Goal of our project
The primary goal of the project is to leverage recent developments in smart water technologies to detectand reduce water leakages in large water distribution networks with the aid of neural networks. We have developed two different models, the first model is based on Artificial NeuralNetworks (ANNs) which not give the desired accurecy. The second model is based on convolutional NeuralNetworks (CNNs) . CNNS model able to correctly classify the leak nodes with good accuracy,
Team Members
- Vikky Anand
- Anubhav Rajak
- Arunim Basak
- Saswati Subhalaxmi
- Aneesha Das
Included Files with the repository -
Data : A portion of used Data to observe the nature
Analysis_and_Model.ipynb : Analysis of Data, Training the model, Testing the model
This data acoustic signals recorded from real and buried water distribution networks (WDNs) in Hong Kong. The signals were collected from about ninety leak sites throughout a period of a year using three different non-destructive technologies, namely noise loggers, hydrophones, and micro-electro-mechanical-system (MEMS) accelerometers. The leak signals were collected when leakage is reported, while the no-leak signals were recorded when a previously visited leak site is repaired. Both leak and no-leak signals were recorded from metal and non-metal pipes. In PipeNet, a system based on wireless sensor networks, was proposed. It aims to monitor water flow and detect leaks by attaching acoustic and vibration sensors to large bulk-water pipelines and pressure sensors to normal pipelines. This theory is the major basis for origin of the dataset that we are using from Google dataset.
After downloading the dataset , it was organised such that all the leak and no-leak audio files are separated in two folders. This dataset is then uploaded in the google drive and merged with google colab. A water_leakage.txt file is created and then using os package ,the paths of all the audio files are added in the first column of that text file and then in the 2nd column , those audio files are labeled as 0 and 1 representing non_leak and leak respectively. Then using pandas , the txt file is converted into csv using the dataframe.to_csv() function.
Link for Dataset : https://data.mendeley.com/datasets/hkn8mxcjyz/1
CSV file we created : water_shufflefinal.csv
We have used LIBROSA python package for audio analysis purpose
Used matplotlib for data visualisation
WE have then normalises the AUDIO DATAS
Used Numpy library for high performance multidimensional array calculations.
Here we have use MFCC(Mel-Frequency Cepstral Coefficients)featrure extraction to extract features from audio files which will convert it into an one dimensional array .

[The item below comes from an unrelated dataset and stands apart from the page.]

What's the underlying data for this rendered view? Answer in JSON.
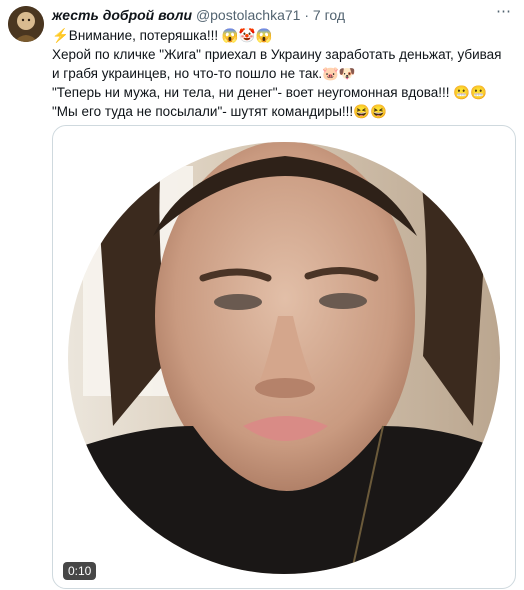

With the help of tensorflow,Keras python library we have successfully created a CNN(convolution Neural Network model)
Earlier we have use ANN(artificial Neural Network)with 3 DEnse layer with RELU activation function and with an output layer with SOFTMAX function,which doesnt give a required /optimum score to the model so we rejected it and carry forward our training with CNN
In CNN moderl we have used 9 layers(total)with 7 hidden layers of conv 1-D with diffrent kernel size ,keeping the PADDING same and applying Batchnormalization in the middle layers and one GLOBALMAXPOOLING1-D to the last hidden layer .
We compiled our model using BINARY_CROSSENTROPY LOSS,and optimizer used : ADAM,with ACCURACY metric
FITTING THE MODEL
We have taken BATCH_SIZE of 16 and condired 15 EPOCHS with validation data as our X_TEST,Y_TEST and fit our model with X_TRAIN,Y_TRAIN.
Consequently we got our final epoch training accuracy of 92.86% with a train_loss of 0.224 and test accuracy of 89.29% with val_loss of 0.3694
we have plotted our training and test loss to visualise our model
We have tested our prediction on the test data set which gives an array whose values are between 0 and 1
we have taken a threshold value of 0.5.i.e, if the value of prediction is more than 0.5 then it will come under class 1 else in class 0 (classification)
1-->LEAK PIPE
0-->NON-LEAK PIPE
DEPLOYMENT
After building the model, the model is deployed via a user friendly web interface, namely Gradio. Time series is given for the inputs for the output to predict if there's a leak or not. The Interface class has 3 parameters-the leak_detector function, the input components being Time Series data and the output component showing whether there is a leak or not.